The textile trade was part of a network that encompassed an entire world system. It is certain that at least from the 10th century onwards Indian Ocean navigation held together a network of social, economic, and religious links that extended from Fustat (Old Cairo) in the West to Java in the East, and that allowed goods and artifacts to be exchanged from China to East Africa. Historical sources mention the pivotal role Indian textiles had in the economic structure of Islamic, Indian, and South-East Asian maritime trade. Marco Polo told of the trade of textiles from present-day Gujarat to Egypt, and the Portuguese Tomé Pires - writing from Malacca around 1515 - remarked on the wealth of textiles traded from India to South-East Asia. Our fragments must be seen in this context.
The different regions served by the Indian textile trade sometimes developed a taste for specific designs. The first piece displayed below is an example for a pattern that was probably created for the Mediterranean market. According to the textile historian Mattiebelle Gittinger, it represents, in debased form, a Late Antique or Byzantine interlace.

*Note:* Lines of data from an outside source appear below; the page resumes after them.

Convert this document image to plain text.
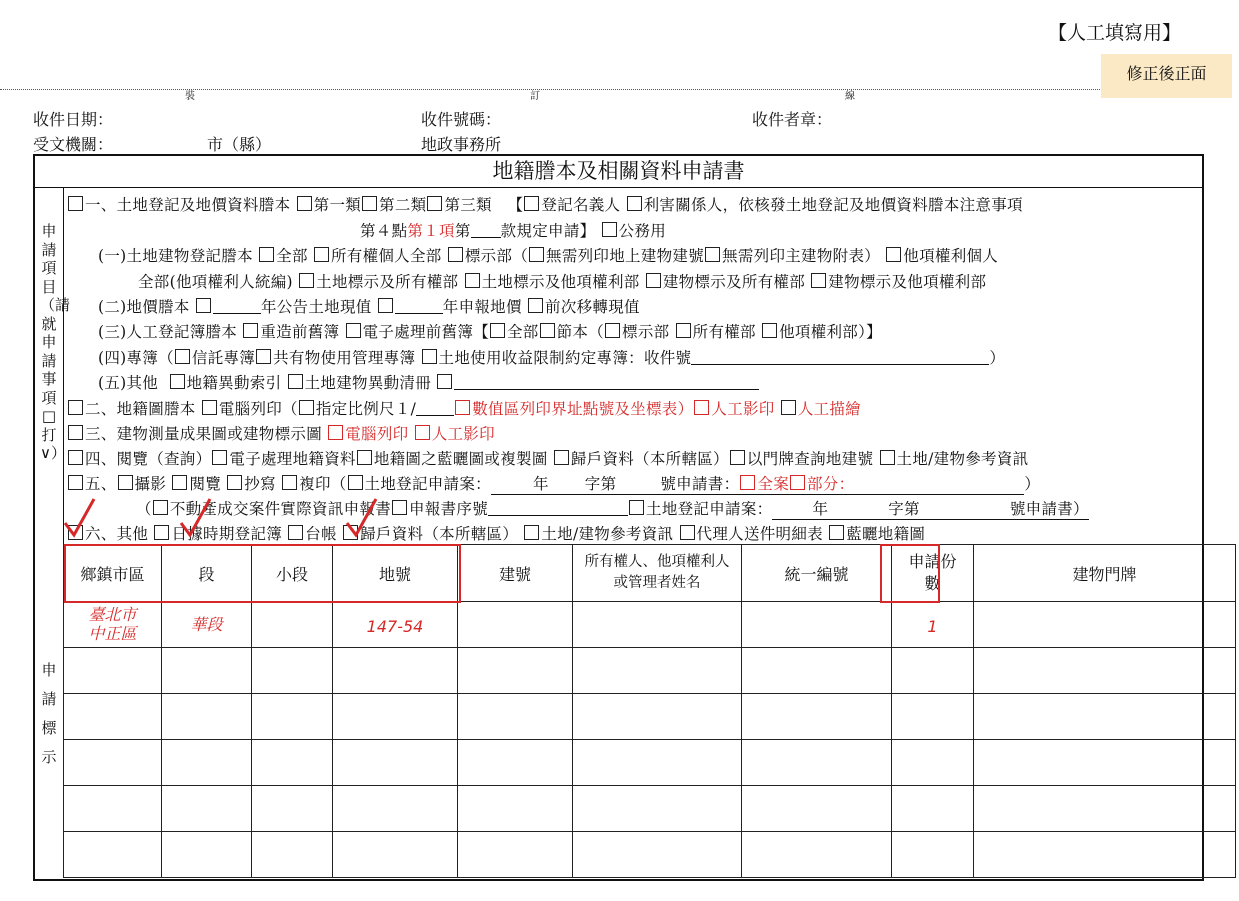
【人工填寫用】
修正後正面
裝	訂	線
收件日期：	收件號碼：	收件者章：
受文機關：	市（縣）	地政事務所
地籍謄本及相關資料申請書
申請項目（請就申請事項□打∨）
申請標示
一、土地登記及地價資料謄本 第一類 第二類 第三類 【 登記名義人 利害關係人，依核發土地登記及地價資料謄本注意事項
第４點第１項第 款規定申請】 公務用
(一)土地建物登記謄本 全部 所有權個人全部 標示部（ 無需列印地上建物建號 無需列印主建物附表） 他項權利個人
全部(他項權利人統編) 土地標示及所有權部 土地標示及他項權利部 建物標示及所有權部 建物標示及他項權利部
(二)地價謄本	年公告土地現值	年申報地價 前次移轉現值
(三)人工登記簿謄本 重造前舊簿 電子處理前舊簿【 全部 節本（ 標示部 所有權部 他項權利部）】
(四)專簿（ 信託專簿 共有物使用管理專簿 土地使用收益限制約定專簿：收件號	）
(五)其他 地籍異動索引 土地建物異動清冊
二、地籍圖謄本 電腦列印（ 指定比例尺１/	數值區列印界址點號及坐標表） 人工影印 人工描繪
三、建物測量成果圖或建物標示圖 電腦列印 人工影印
四、閱覽（查詢） 電子處理地籍資料 地籍圖之藍曬圖或複製圖 歸戶資料（本所轄區） 以門牌查詢地建號 土地/建物參考資訊
五、 攝影 閱覽 抄寫 複印（ 土地登記申請案：	年 字第	號申請書： 全案 部分：	）
（ 不動產成交案件實際資訊申報書 申報書序號	土地登記申請案：	年	字第	號申請書）
六、其他 日據時期登記簿 台帳 歸戶資料（本所轄區） 土地/建物參考資訊 代理人送件明細表 藍曬地籍圖
鄉鎮市區	段	小段	地號	建號	所有權人、他項權利人或管理者姓名	統一編號	申請份數	建物門牌

臺北市
中正區	華段		147-54				1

The specialization of markets surprised the early European traders in Asia, and it could happen that they were cought out with the wrong goods, for which they found only reluctant takers. just before 1615, a merchant wrote from a Malay port:
A great oversight hath been committed in the bespeaking of the foresaid Malay's cloth...for they have all of them a little narrow white edge, and the upright [correct] Malay cloth must be without it...if I had not now found it by experience, I had never believed it, that so small a fault should cause so great an abatement in the price.

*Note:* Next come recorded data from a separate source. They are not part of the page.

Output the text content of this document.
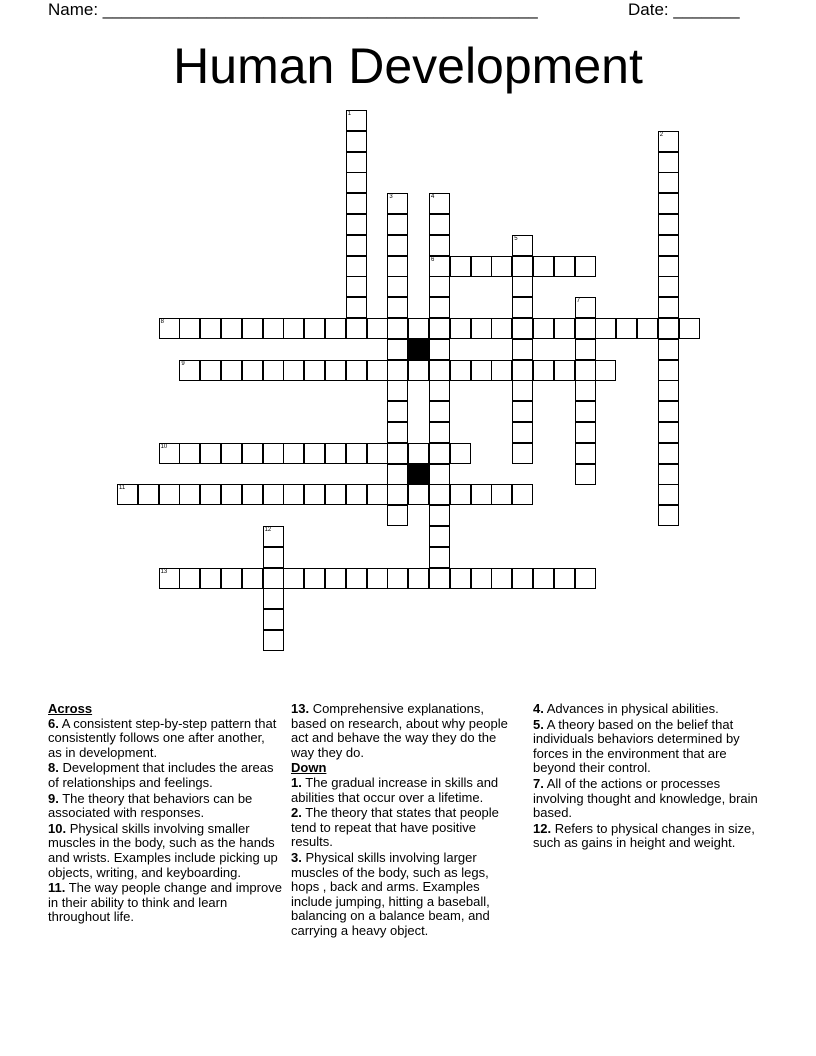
Name: ______________________________________________	Date: _______
Human Development
1
2
3	4
6
5
7
8
9
10
11
12
13
Across
6. A consistent step-by-step pattern that consistently follows one after another, as in development.
8. Development that includes the areas of relationships and feelings.
9. The theory that behaviors can be associated with responses.
10. Physical skills involving smaller muscles in the body, such as the hands and wrists. Examples include picking up objects, writing, and keyboarding.
11. The way people change and improve in their ability to think and learn throughout life.
13. Comprehensive explanations, based on research, about why people act and behave the way they do the way they do.
Down
1. The gradual increase in skills and abilities that occur over a lifetime.
2. The theory that states that people tend to repeat that have positive results.
3. Physical skills involving larger muscles of the body, such as legs, hops , back and arms. Examples include jumping, hitting a baseball, balancing on a balance beam, and carrying a heavy object.
4. Advances in physical abilities.
5. A theory based on the belief that individuals behaviors determined by forces in the environment that are beyond their control.
7. All of the actions or processes involving thought and knowledge, brain based.
12. Refers to physical changes in size, such as gains in height and weight.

Peter Floris, His Voyage to the East in the Globe, 1611-1615.
However, there also is conclusive evidence that many designs were acceptable in widely different context and societies, and were in use over centuries in virtually unchanged form. Some of the patterns of the 13th-century finds from Quseir al-Qadim have exact parallels in certain large textiles that have come to light in Sulawesi (eastern Indonesia), geographically at the opposite end of the trade network. The cloths from Sulawesi clearly have the same Indian origin as the Egyptian fragments. They are sometimes stamped with a VOC (Dutch East India Company) mark that date them to the 17th or early 18th Century. The continuous use of designs highlights the difficulty of establishing a chronology for the textiles, but it also emphasizes the range of the textile trade over time and space.

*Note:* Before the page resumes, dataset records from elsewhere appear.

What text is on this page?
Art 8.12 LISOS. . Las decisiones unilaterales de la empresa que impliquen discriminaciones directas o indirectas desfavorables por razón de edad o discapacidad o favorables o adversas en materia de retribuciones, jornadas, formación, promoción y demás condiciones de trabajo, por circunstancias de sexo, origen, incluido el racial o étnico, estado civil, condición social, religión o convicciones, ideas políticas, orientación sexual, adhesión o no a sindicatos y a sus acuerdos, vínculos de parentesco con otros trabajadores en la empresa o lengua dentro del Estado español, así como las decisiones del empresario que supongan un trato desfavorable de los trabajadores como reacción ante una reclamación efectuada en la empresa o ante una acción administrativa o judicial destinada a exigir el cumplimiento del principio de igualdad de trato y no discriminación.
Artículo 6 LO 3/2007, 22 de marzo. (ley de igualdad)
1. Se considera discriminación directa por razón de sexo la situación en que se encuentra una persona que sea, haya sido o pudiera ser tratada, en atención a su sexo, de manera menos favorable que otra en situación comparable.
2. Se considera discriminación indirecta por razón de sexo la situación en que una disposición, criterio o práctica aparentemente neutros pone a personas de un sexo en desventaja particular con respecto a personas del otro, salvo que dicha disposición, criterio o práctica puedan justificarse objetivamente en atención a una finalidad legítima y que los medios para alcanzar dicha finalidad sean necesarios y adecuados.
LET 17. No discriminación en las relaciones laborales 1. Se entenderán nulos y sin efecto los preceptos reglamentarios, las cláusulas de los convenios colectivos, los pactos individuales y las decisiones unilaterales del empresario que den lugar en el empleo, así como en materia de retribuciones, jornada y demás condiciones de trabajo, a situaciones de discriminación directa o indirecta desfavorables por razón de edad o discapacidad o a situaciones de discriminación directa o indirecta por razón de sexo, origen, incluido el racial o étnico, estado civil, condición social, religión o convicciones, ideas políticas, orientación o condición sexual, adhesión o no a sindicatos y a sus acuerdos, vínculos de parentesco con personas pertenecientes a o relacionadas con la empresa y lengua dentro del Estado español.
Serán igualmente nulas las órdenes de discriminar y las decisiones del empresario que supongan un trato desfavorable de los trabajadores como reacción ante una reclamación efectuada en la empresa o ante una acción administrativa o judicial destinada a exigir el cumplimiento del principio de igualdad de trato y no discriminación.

The latter point is made by the small fragment shown below. Representations of geese are commonly found among the Indo-Egyptian textiles, either as a border, as seen here, or in a wide, continuous field, where the same birds are shown circling around around a central medallion: exactly as they appear on the large textile, which was collected on Sulawesi. The cloths served different functions in these two separate destinations, though. While they were put to a primarily utilitarian purpose in Egypt, in Sulawesi the cloths took on a ceremonial role during certain linage and family rituals and were carefully preserved over generations.